Up to 400 people have volunteered for the project, which is led by Oxford University and will test four drugs.
They include the anti-malaria drug hydroxychloroquine, an anti-inflammatory drug, a steroid and an anti-retroviral drug that is normally used to treat HIV.
The Recovery trial, which takes in 150 UK hospitals, will kick off within days and is due to wrap up in August.
Similar trials under way in the US and Europe have a few hundred patients in total.
Key Government adviser Sir John Bell, who is part of our vaccine taskforce, said: “If we can see evidence of a strong immune response by the middle or the end of May, then I think the game is on.
“Then, of course, there is the massive issue of how you manufacture at scale many billions of doses.”
Professor Peter Horby, another vaccine expert, added: “The UK is leading the global fight against the pandemic.

“We’ve set up this trial in record time. It’s the biggest trial in the world and realistically by June or July we will get a very clear signal on whether the drugs are effective.”
Drug companies and universities across the globe are racing to develop a Covid-19 vaccine.
There are now at least 62 efforts under way, according to the World Health Organisation.

But despite the hope of a breakthrough, Professor Will Irving, a virologist from Nottingham University, warned: “Until you try a vaccine, you don’t know whether it’s going to work or not.
"You can only prove that a vaccine works by appropriate clinical trials. There is a history of vaccine trials showing absolutely no effect.
“There are even some historical trials where the vaccine didn’t prevent the disease, it actually made it worse.

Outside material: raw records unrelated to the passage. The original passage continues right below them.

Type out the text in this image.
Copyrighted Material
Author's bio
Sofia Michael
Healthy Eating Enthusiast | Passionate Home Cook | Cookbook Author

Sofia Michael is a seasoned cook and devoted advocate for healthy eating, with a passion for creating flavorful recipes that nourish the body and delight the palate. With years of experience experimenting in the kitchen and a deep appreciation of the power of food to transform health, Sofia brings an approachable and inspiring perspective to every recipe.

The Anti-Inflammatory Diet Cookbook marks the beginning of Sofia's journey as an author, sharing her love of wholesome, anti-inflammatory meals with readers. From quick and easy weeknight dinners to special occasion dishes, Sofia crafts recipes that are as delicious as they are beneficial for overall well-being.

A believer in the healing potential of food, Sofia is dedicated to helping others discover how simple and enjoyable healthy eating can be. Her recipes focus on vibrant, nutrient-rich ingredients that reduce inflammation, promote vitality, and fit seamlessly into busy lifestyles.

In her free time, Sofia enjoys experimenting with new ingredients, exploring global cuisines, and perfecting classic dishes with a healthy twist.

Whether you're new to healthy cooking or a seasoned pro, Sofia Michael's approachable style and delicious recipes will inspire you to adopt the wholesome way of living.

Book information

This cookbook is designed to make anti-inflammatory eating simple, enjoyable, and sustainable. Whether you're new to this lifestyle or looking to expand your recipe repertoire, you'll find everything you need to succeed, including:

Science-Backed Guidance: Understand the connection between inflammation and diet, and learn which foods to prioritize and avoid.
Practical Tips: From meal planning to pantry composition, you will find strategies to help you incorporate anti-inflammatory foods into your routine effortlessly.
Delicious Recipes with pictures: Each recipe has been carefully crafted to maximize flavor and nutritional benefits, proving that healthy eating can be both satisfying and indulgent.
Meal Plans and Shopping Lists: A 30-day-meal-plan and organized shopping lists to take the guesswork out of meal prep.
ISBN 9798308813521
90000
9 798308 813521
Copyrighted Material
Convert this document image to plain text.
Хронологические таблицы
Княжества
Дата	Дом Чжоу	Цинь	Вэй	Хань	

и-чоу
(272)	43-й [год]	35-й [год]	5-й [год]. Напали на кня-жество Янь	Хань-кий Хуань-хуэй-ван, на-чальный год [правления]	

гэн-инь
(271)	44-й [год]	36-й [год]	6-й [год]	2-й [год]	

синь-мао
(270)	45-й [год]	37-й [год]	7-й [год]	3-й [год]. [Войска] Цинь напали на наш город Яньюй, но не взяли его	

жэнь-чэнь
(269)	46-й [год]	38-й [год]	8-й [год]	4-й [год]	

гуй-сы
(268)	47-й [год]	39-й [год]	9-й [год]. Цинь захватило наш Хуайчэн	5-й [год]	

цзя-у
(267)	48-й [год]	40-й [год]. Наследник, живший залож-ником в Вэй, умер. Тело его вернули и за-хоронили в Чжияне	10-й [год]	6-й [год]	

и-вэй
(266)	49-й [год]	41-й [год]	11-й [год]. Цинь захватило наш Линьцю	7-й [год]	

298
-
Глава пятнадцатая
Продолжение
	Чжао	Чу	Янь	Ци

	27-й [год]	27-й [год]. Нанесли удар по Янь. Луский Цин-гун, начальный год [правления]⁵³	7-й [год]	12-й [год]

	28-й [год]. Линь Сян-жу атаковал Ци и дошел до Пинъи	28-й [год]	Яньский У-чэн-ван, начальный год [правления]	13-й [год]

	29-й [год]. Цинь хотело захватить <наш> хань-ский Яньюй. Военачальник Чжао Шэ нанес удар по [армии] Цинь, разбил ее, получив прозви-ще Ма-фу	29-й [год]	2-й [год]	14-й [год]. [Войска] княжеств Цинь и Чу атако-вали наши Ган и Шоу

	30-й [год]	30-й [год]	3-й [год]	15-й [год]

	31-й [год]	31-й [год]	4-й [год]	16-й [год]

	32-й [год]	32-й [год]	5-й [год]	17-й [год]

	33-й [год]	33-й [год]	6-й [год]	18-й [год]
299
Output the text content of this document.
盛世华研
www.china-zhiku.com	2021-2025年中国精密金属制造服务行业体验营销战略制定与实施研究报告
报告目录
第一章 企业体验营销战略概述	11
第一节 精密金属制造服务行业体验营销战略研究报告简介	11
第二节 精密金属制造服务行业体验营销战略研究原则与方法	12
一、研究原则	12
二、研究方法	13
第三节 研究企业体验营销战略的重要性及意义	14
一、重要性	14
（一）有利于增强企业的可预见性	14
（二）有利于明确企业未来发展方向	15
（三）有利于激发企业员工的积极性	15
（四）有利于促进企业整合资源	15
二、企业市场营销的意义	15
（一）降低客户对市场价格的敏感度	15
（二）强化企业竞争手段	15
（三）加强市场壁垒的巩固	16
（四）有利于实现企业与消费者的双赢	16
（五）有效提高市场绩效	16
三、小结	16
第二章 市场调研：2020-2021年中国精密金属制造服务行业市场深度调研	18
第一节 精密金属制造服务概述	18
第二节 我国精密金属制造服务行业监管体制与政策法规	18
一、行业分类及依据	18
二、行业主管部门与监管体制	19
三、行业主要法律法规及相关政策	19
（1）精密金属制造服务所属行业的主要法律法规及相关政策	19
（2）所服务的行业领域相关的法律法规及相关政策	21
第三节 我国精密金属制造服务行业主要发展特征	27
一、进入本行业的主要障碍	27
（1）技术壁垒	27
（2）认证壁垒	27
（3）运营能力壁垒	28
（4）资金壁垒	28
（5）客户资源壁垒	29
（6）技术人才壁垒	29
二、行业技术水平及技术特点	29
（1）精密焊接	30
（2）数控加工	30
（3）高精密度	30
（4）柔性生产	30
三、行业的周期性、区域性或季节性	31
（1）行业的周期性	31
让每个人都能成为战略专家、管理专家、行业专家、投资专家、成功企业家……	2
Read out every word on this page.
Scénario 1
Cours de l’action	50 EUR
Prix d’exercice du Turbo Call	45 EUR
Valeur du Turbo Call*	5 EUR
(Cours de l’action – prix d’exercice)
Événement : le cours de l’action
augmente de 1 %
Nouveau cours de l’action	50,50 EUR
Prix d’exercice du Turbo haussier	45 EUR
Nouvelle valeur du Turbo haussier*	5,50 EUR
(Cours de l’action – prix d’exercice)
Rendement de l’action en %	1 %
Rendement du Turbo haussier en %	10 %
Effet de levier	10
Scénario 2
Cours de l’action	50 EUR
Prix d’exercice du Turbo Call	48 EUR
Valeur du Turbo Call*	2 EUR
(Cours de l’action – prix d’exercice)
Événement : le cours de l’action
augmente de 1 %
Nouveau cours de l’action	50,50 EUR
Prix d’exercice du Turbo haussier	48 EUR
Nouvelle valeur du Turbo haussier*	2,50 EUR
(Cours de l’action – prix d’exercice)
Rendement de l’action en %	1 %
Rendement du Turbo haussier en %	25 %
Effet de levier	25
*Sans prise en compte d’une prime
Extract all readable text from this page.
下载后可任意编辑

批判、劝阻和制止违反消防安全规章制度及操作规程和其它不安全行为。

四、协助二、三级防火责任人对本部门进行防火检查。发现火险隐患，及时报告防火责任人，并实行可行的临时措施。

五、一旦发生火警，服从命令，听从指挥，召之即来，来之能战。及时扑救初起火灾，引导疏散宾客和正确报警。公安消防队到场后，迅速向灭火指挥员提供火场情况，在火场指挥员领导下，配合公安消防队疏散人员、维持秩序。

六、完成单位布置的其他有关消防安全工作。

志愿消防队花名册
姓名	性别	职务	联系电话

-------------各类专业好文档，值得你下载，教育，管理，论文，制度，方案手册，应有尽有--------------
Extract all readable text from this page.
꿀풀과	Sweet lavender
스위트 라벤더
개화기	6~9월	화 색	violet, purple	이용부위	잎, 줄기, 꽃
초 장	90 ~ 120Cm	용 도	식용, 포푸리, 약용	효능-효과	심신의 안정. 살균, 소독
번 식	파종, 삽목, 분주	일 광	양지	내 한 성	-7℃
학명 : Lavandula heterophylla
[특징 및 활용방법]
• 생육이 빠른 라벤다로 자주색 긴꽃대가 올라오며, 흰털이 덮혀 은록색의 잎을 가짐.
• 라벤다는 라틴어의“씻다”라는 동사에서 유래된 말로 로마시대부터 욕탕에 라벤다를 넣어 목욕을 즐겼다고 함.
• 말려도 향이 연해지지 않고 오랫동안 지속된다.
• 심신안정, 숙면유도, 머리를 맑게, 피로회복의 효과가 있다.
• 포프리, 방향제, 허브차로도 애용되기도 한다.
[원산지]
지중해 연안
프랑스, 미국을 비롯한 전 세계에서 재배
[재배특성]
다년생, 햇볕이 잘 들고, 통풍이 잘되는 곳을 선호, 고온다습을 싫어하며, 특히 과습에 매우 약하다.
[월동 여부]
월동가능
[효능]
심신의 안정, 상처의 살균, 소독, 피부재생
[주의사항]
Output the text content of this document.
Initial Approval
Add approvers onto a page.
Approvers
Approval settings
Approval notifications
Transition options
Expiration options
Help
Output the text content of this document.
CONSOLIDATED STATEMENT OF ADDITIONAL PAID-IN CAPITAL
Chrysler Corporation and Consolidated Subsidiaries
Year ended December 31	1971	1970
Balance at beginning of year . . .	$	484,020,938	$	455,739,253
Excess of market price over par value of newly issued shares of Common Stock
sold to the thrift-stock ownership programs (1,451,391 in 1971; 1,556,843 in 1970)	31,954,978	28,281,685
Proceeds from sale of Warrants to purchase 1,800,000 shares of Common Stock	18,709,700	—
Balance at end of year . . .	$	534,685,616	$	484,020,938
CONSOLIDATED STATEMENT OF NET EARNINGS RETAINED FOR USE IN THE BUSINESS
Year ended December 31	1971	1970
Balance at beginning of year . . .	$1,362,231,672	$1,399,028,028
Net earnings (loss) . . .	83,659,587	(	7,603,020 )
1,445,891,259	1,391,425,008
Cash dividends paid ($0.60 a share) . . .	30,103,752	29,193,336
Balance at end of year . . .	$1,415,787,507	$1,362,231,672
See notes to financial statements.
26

“With the best of intentions, you don’t know until you put it into trial. At a time of an epidemic like this, you could do it reasonably quickly.”
And health chiefs have also warned that it will be difficult to eliminate Covid-19 completely.
Dr Chris Smith, consultant clinical virologist at Cambridge University, said: “Most people are of the opinion, given how well optimised this new coronavirus is, it has a high prospect of becoming another circulating coronavirus and causing seasonal infections, or in rare cases more severe outbreaks.
“Because by the time that presumably happens, the vast majority of us will have become immune to it either because a vaccine has been invented or because we’ve become naturally infected with it.”
Dr David Nabarro, the WHO’s Covid-19 envoy, said this week that people will have to get used to a “new reality” of always wearing a mask as the virus will “stalk the human race” for some time.